Смутная улыбка скользнула по моему лицу. Ровным почерком на листке бумаги я написала ему записку:
“Работа над ошибками могла бы получиться, но не у нас. Прошлое было настолько совершенным, что исправлять в нем что-то – уже ошибка. Как и мой приезд. Прощай. Теперь навсегда. Не люблю, но помню, как любила”.
И уехала в аэропорт.
ПОСЛЕ ЛЮБВИ
Мы стояли рядом с мамой под моросящим ноябрьским дождем. На мне было легкое черное пальто, которое было уже не по сезону. Но купить другое такого же цвета я просто не успела, а придти на похороны не в черном было нельзя. Я стояла, опустив голову, меня немного трясло от холода, усталости и общей тональности ситуации. Это были первые похороны, на которых я присутствовала. Мама держала меня за руку, папа стоял рядом с моим шефом – Николаем Дмитриевичем. Завидев меня, Николай Дмитриевич даже как-то неловко и совершенно неуместно ситуации улыбнулся мне. В ответ на это я отвела глаза. Мне было страшно встретится с ним взглядом. Папа предупреждал меня, что самый грустный момент в похоронной церемонии – это заколачивание гроба. И вот как раз раздались эти страшные звуки. Теперь я никогда больше не увижу Кристину. Кем была для меня она? Формально – коллегой. Точнее, даже не так. Формально – никем, поскольку я была всего лишь стажером в редакции нашей областной газеты, а она – ведущей молодежной рубрики. Кристина была на год старше меня, то есть ей было семнадцать лет. Были ли мы подругами? Скорее, нет, чем да. Я страстно желала быть для нее подругой, но, казалось, что в друзьях она совсем не нуждается. Нет, она не была высокомерной, напротив, она всегда охотно делилась со мной рассказами о событиях своей бурной и безумно интересной жизни, посвящала меня в свои дела, давала советы мне. Но в то же время она держала какую-то внутреннюю дистанцию. При всей ее открытости была в ней какая-то загадка, черта, за которую она никого не пускала. И вот однажды она сама зашла за черту. Этот ноябрь, ставший последним в ее жизни, совершенно не собирался быть таковым. И тот, кто, по сути лишил ее жизни, тоже, наверное, не собирался этого делать. Так вышло. Спонтанная смерть спонтанной девчонки.

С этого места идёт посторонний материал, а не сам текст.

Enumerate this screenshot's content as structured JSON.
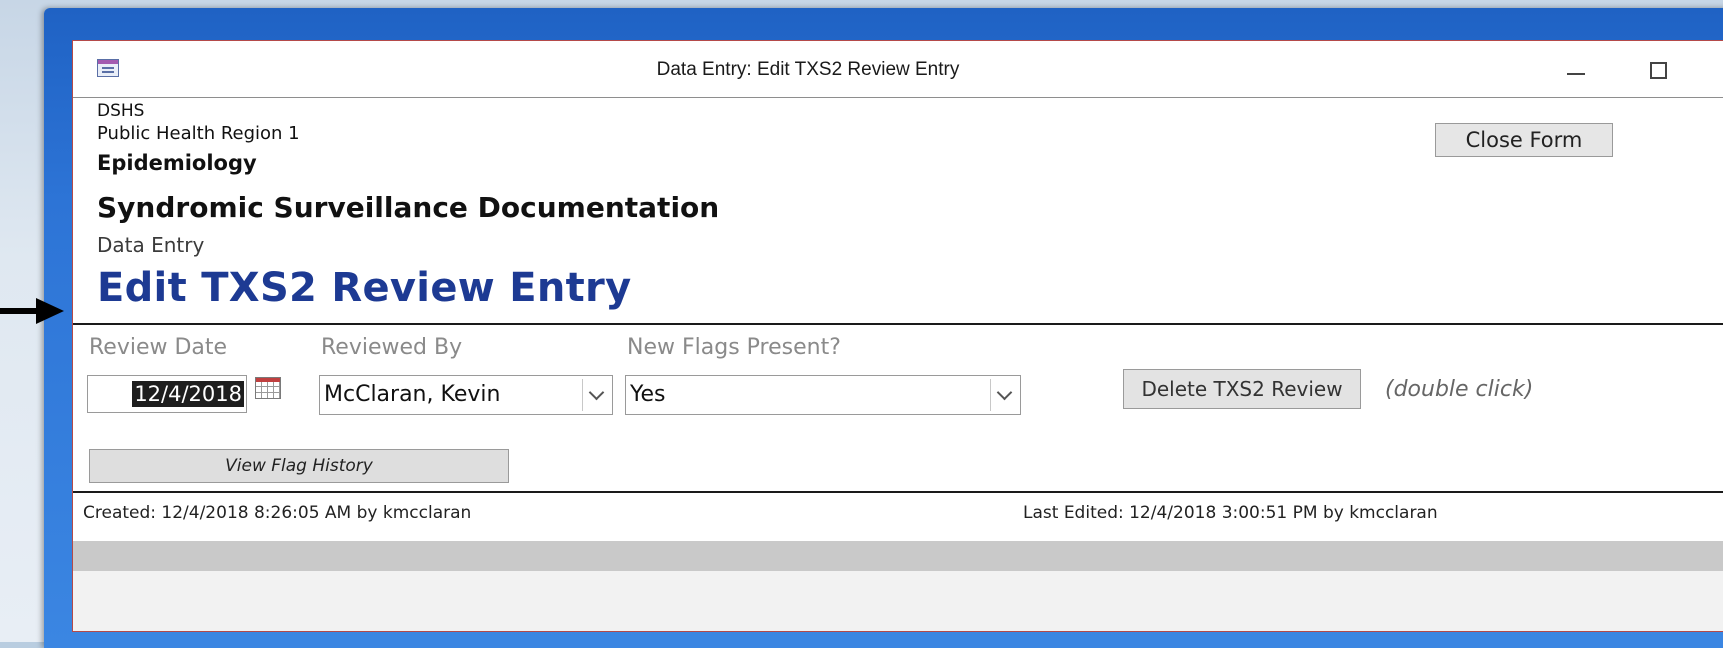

Заколотили гроб на удивление быстро. И вот нас просят взять по три горсти земли и бросить их в ее разрытую могилу, куда вот-вот опустят гроб. Мама бросила землю и жестами показала мне, что нужно сделать то же самое, но у меня в какой-то момент закружилась голова, и я чуть было не потеряла сознание. Я пошатнулась и села на мокрую землю. Ко мне подбежал Николай Дмитриевич. В его глазах ничего не читалось, хотя мне очень хотелось знать, о чем думает именно этот участник похоронной процессии. И я знала, что самой Кристине, которую никто из здесь стоящих больше никогда не увидит, тоже очень хотелось знать, о чем будет думать именно он в момент прощания с ней.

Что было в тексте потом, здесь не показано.